The media loved her, but they also pilloried her. Like Framing Britney Spears, the documentary clarifies—with the benefit of time and perspective—the role of the media as the relentless villain in Shields’s story. Reporters’ lack of tenderness toward a preteen girl and demands that she answer for the way that she was sexualized onscreen are perhaps the most gasp-inducing parts of the film. “They’re shocking,” agrees Shields, recalling an interview with Barbara Walters in which the journalist asked Shields to stand up and compare her measurements to Walters’s own. “I felt more objectified and abused by [that],” says Shields. “The irony is I didn’t have that discomfort or shame in the one nude scene in Pretty Baby.” 

Another clip shows a male talk show host reading a description of Teri, who struggled with alcoholism, as having a face “[bearing] the marks of a heavy drinker: rough skin, sunken eyes”—and asking a teenage Shields, “Do you agree with that?” She matter-of-factly replies that her mother’s skin is the result of terrible allergies. “When I first saw that again, I was with Ali [Wentworth] and she just looked at me and I just bawled my eyes out,” says Shields. “I was so glad that that was highlighted because it’s so layered and it’s so abusive to both of us.”

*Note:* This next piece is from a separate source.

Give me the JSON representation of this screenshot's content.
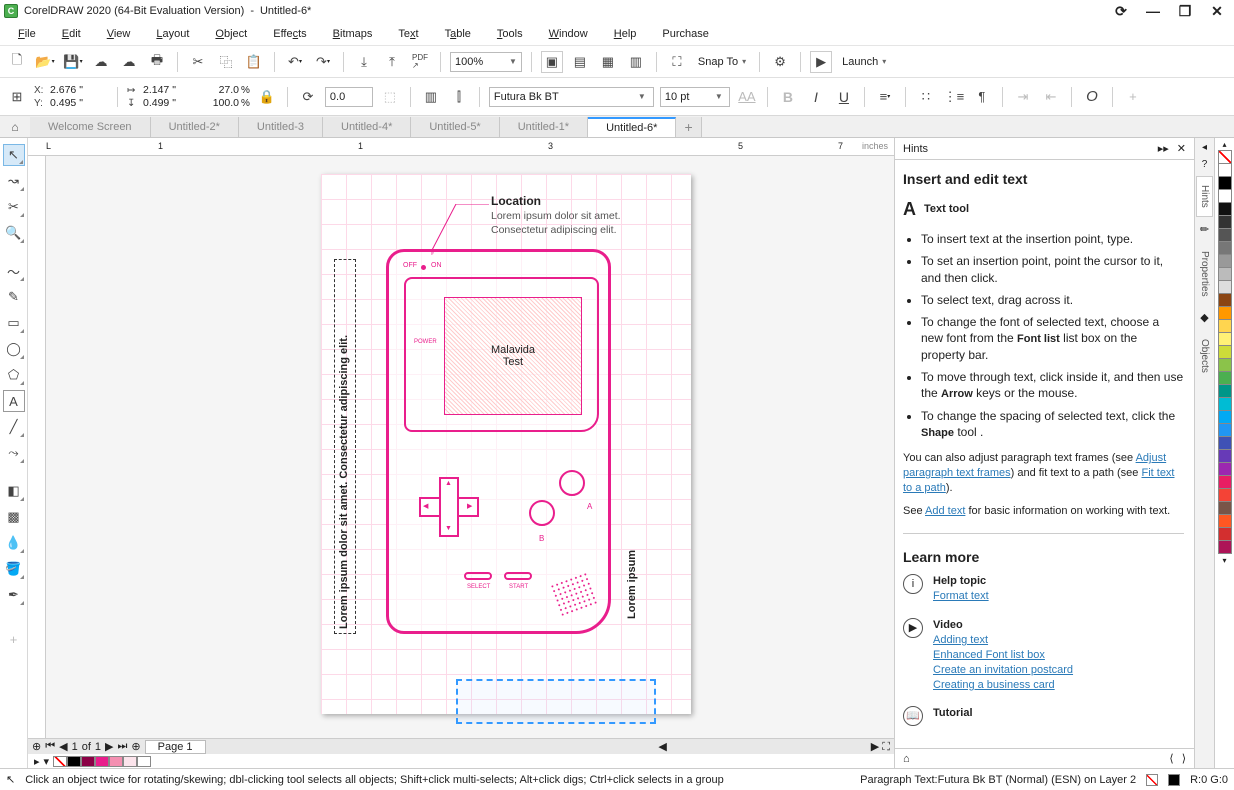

I ask Shields if this retrospective journey had made her wish she’d done anything in her career differently. “I think I would never have gone down the ‘it’s a good idea to get a hair dryer made with your name on it’ [route]. I think there were so many non-thespian choices that were made so that we could buy the apartment, get a car.” After Shields graduated from Princeton, in 1987, a fallow period ensued. “I don’t know if I was a joke, but I definitely felt like it at times, because there were these failed movies and then doing weird ads,” she says. 

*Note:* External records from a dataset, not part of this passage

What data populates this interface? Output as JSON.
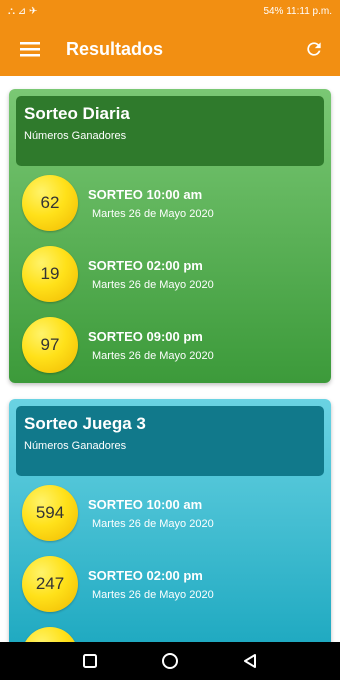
{
  "status_bar": {
    "left": "⛬ ⊿ ✈",
    "right": "54% 11:11 p.m."
  },
  "app_bar": {
    "title": "Resultados",
    "menu_icon": "hamburger-menu-icon",
    "refresh_icon": "refresh-icon"
  },
  "colors": {
    "app_bar": "#f28f12",
    "card_green": "#4aa046",
    "card_green_header": "#2f7a2c",
    "card_cyan": "#22b1c8",
    "card_cyan_header": "#11798b",
    "ball": "#ffde10"
  },
  "cards": [
    {
      "title": "Sorteo Diaria",
      "subtitle": "Números Ganadores",
      "draws": [
        {
          "number": "62",
          "label": "SORTEO 10:00 am",
          "date": "Martes 26 de Mayo 2020"
        },
        {
          "number": "19",
          "label": "SORTEO 02:00 pm",
          "date": "Martes 26 de Mayo 2020"
        },
        {
          "number": "97",
          "label": "SORTEO 09:00 pm",
          "date": "Martes 26 de Mayo 2020"
        }
      ]
    },
    {
      "title": "Sorteo Juega 3",
      "subtitle": "Números Ganadores",
      "draws": [
        {
          "number": "594",
          "label": "SORTEO 10:00 am",
          "date": "Martes 26 de Mayo 2020"
        },
        {
          "number": "247",
          "label": "SORTEO 02:00 pm",
          "date": "Martes 26 de Mayo 2020"
        }
      ]
    }
  ],
  "nav_bar": {
    "icons": [
      "recents-square-icon",
      "home-circle-icon",
      "back-triangle-icon"
    ]
  }
}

It was then, in her early 20s, that Shields took a meeting with a Hollywood power player whom she does not identify. After a dinner to discuss a potential role, he invited her to his hotel room to call a taxi and raped her. Sharing that story for the first time is, for Shields, a meaningful recasting of her narrative. “I’ve had so many stages to get to before I had any ownership over myself and the experience,” Shields says of her assault, though she could be talking about her whole life story. “I thought, You don’t have to explain yourself, but if you’re gonna be who you say you are, you can’t give 80%. It’s like Andre’s book, called Open…please,” she adds, coyly referencing her ex-husband Andre Agassi’s best-selling 2009 memoir. “It’s a very interesting play on words.”

With the documentary now behind her, it does not seem like an accident that two of Shields’s current projects are a podcast called Now What?, on which she interviews people about pivotal moments in their lives, and Beginning Is Now, an online platform and lifestyle brand focused on women of a certain age sharing their stories on their own terms. “It might just be for me personally—I’m 57, and my kids are getting older and the timing is perfect,” she says, “but this feels like the next coming into my own.”